No início, Su He não apreciava o sabor áspero e amargo dessa verdura, mas, ao se acostumar, passou a gostar do dulçor que vinha depois do amargor. Sempre que ia ao mato colher ervas, trazia uma boa quantidade para casa, estocando para consumo. Chegou até a plantar algumas mudas no quintal, para ter à mão quando quisesse comer.

Sabendo do gosto da irmã mais velha pela azedinha, Su Lian e Su Luo colheram bastante, querendo agradá-la. Haviam esquecido completamente o aborrecimento da saída e agora só pensavam em alegrar a irmã com seu esforço.

"Vocês dois são mesmo incríveis", elogiou Su He, afagando a cabeça dos irmãos, sem economizar nos elogios. Depois, sorriu e perguntou: "Vocês guardaram direitinho os doces que o irmão Zirui comprou para vocês antes de sair?"

A expressão de alegria de Su Lian congelou. Ela encolheu as mãos segurando a cesta, baixou os olhos, evitando encarar a irmã, e só depois de um tempo murmurou timidamente: "Eu... eu e o Luo... comemos... todos os doces..."

Su He arqueou a sobrancelha discretamente, não acreditando na resposta, e olhou para Su Luo.

Os olhos negros de Su Luo giraram nervosos, e ele, como se quisesse garantir à irmã, bateu no peito e assentiu com firmeza.

Su He acabou rindo do esforço combinado dos irmãos para sustentarem a mentira. Pegou a cesta e a pôs de lado, puxou a irmã com uma mão e o irmão com a outra, e, fingindo estar séria, disse em tom grave: "O que sempre ensinei a vocês? Crianças boas não mentem!"

Su Lian e Su Luo se assustaram, trocaram olhares e logo os olhos ficaram marejados. Su Lian franziu a boca, esfregou os olhos e, engolindo o choro, balbuciou: "Irmã, eu... eu não faço mais... buá..." E caiu em prantos.

Su Luo, teimoso, apenas fez beicinho e se agarrou à perna da irmã, sem largar.

Su He sentiu-se ao mesmo tempo desapontada e enternecida, arrependendo-se do tom severo. Suavizou a voz, afagando as costas dos irmãos, e consolou em voz baixa: "Pronto, não estou brigando com vocês. Só quero que saibam que mentir é errado."

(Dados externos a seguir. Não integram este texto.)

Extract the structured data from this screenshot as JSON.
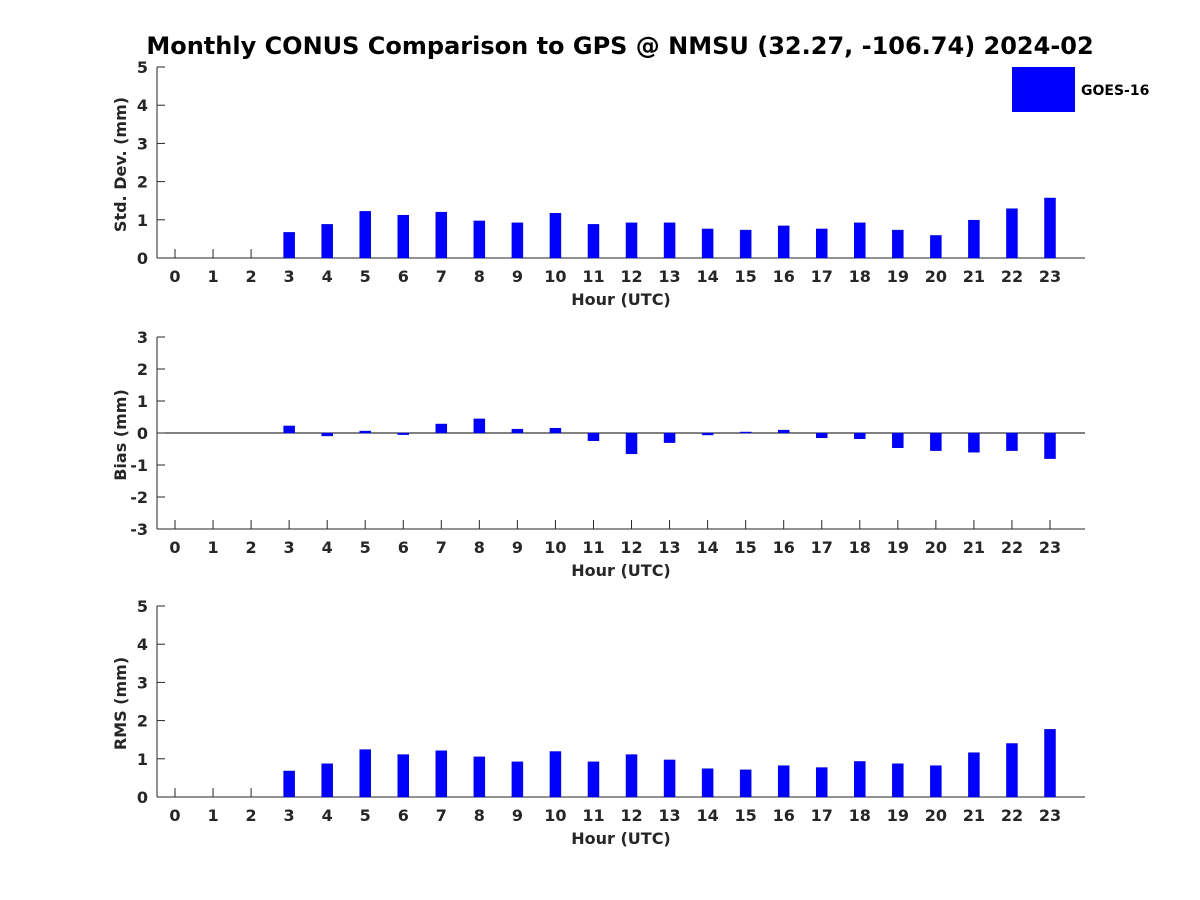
{
  "chart_data": {
    "type": "bar",
    "title": "Monthly CONUS Comparison to GPS @ NMSU (32.27, -106.74) 2024-02",
    "legend": {
      "label": "GOES-16",
      "placement": "top-right",
      "color": "#0000ff"
    },
    "bar_color": "#0000ff",
    "categories": [
      "0",
      "1",
      "2",
      "3",
      "4",
      "5",
      "6",
      "7",
      "8",
      "9",
      "10",
      "11",
      "12",
      "13",
      "14",
      "15",
      "16",
      "17",
      "18",
      "19",
      "20",
      "21",
      "22",
      "23"
    ],
    "panels": [
      {
        "id": "std",
        "ylabel": "Std. Dev. (mm)",
        "xlabel": "Hour (UTC)",
        "ylim": [
          0,
          5
        ],
        "yticks": [
          0,
          1,
          2,
          3,
          4,
          5
        ],
        "zero_line": false,
        "values": [
          null,
          null,
          null,
          0.67,
          0.88,
          1.22,
          1.12,
          1.2,
          0.97,
          0.92,
          1.17,
          0.88,
          0.92,
          0.92,
          0.76,
          0.73,
          0.84,
          0.76,
          0.92,
          0.73,
          0.59,
          0.99,
          1.29,
          1.57
        ]
      },
      {
        "id": "bias",
        "ylabel": "Bias (mm)",
        "xlabel": "Hour (UTC)",
        "ylim": [
          -3,
          3
        ],
        "yticks": [
          -3,
          -2,
          -1,
          0,
          1,
          2,
          3
        ],
        "zero_line": true,
        "values": [
          null,
          null,
          null,
          0.22,
          -0.09,
          0.06,
          -0.05,
          0.28,
          0.44,
          0.12,
          0.15,
          -0.24,
          -0.65,
          -0.3,
          -0.06,
          0.03,
          0.09,
          -0.15,
          -0.18,
          -0.46,
          -0.55,
          -0.6,
          -0.55,
          -0.8
        ]
      },
      {
        "id": "rms",
        "ylabel": "RMS (mm)",
        "xlabel": "Hour (UTC)",
        "ylim": [
          0,
          5
        ],
        "yticks": [
          0,
          1,
          2,
          3,
          4,
          5
        ],
        "zero_line": false,
        "values": [
          null,
          null,
          null,
          0.68,
          0.87,
          1.24,
          1.11,
          1.21,
          1.05,
          0.92,
          1.19,
          0.92,
          1.11,
          0.97,
          0.74,
          0.71,
          0.82,
          0.77,
          0.93,
          0.87,
          0.82,
          1.16,
          1.4,
          1.77
        ]
      }
    ]
  }
}
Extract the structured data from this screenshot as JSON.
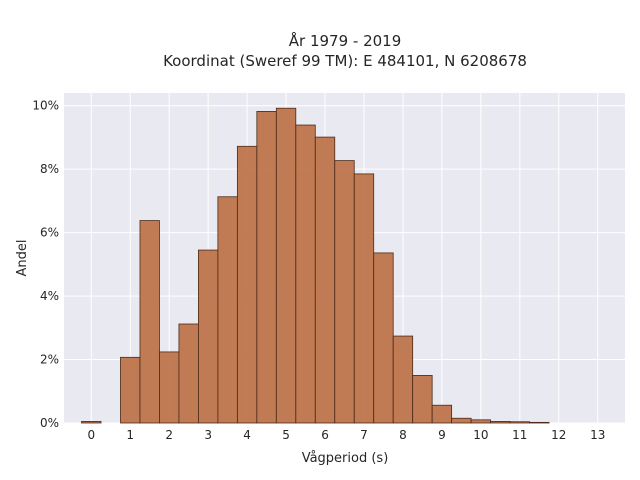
{
  "chart_data": {
    "type": "bar",
    "title": [
      "År 1979 - 2019",
      "Koordinat (Sweref 99 TM): E 484101, N 6208678"
    ],
    "xlabel": "Vågperiod (s)",
    "ylabel": "Andel",
    "xlim": [
      -0.7,
      13.7
    ],
    "ylim": [
      0,
      10.4
    ],
    "x_ticks": [
      "0",
      "1",
      "2",
      "3",
      "4",
      "5",
      "6",
      "7",
      "8",
      "9",
      "10",
      "11",
      "12",
      "13"
    ],
    "y_ticks": [
      "0%",
      "2%",
      "4%",
      "6%",
      "8%",
      "10%"
    ],
    "grid": true,
    "bin_width": 0.5,
    "bins": [
      {
        "x": 0.0,
        "value": 0.05
      },
      {
        "x": 1.0,
        "value": 2.07
      },
      {
        "x": 1.5,
        "value": 6.38
      },
      {
        "x": 2.0,
        "value": 2.24
      },
      {
        "x": 2.5,
        "value": 3.12
      },
      {
        "x": 3.0,
        "value": 5.45
      },
      {
        "x": 3.5,
        "value": 7.13
      },
      {
        "x": 4.0,
        "value": 8.72
      },
      {
        "x": 4.5,
        "value": 9.82
      },
      {
        "x": 5.0,
        "value": 9.92
      },
      {
        "x": 5.5,
        "value": 9.39
      },
      {
        "x": 6.0,
        "value": 9.01
      },
      {
        "x": 6.5,
        "value": 8.27
      },
      {
        "x": 7.0,
        "value": 7.85
      },
      {
        "x": 7.5,
        "value": 5.36
      },
      {
        "x": 8.0,
        "value": 2.74
      },
      {
        "x": 8.5,
        "value": 1.5
      },
      {
        "x": 9.0,
        "value": 0.56
      },
      {
        "x": 9.5,
        "value": 0.15
      },
      {
        "x": 10.0,
        "value": 0.1
      },
      {
        "x": 10.5,
        "value": 0.05
      },
      {
        "x": 11.0,
        "value": 0.04
      },
      {
        "x": 11.5,
        "value": 0.02
      }
    ],
    "bar_color": "#bc7148",
    "bar_edge_color": "#4a2a18",
    "plot_background": "#e9e9f1"
  }
}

"Sim, já entendemos. Não fique brava conosco, irmã", respondeu Su Lian, fungando, ainda sentida.

Su He suspirou, olhando para os dois, e decidiu não insistir na conversa. Ia pedir que lavassem as mãos e o rosto quando, de repente, ouviu a voz de Su Lan do lado de fora.

"Tio, irmã, estão aí?"

Su Lan estava do outro lado da cerca, com uma pequena cesta de bambu no braço, e chamou alto para dentro da casa.

Por que ela apareceu? Su He estranhou, mas saiu da cozinha até o quintal, perguntando com indiferença: "O que deseja?"

Su Lan a cumprimentou com entusiasmo, sorrindo com intimidade: "Irmã, vim trazer doces para vocês!" Empurrou o portãozinho de lenha, entrou e estendeu a cesta para Su He, erguendo o pano que a cobria. "Meu pai comprou esses doces na cidade e trouxe para o Xiao Lian e o Xiao Luo provarem. Afinal, comida da cidade é rara para nós."

Su He murmurou um "oh" desinteressado, baixou os olhos para os doces na cesta — e, ao ver o que havia ali, seu rosto imediatamente se fechou.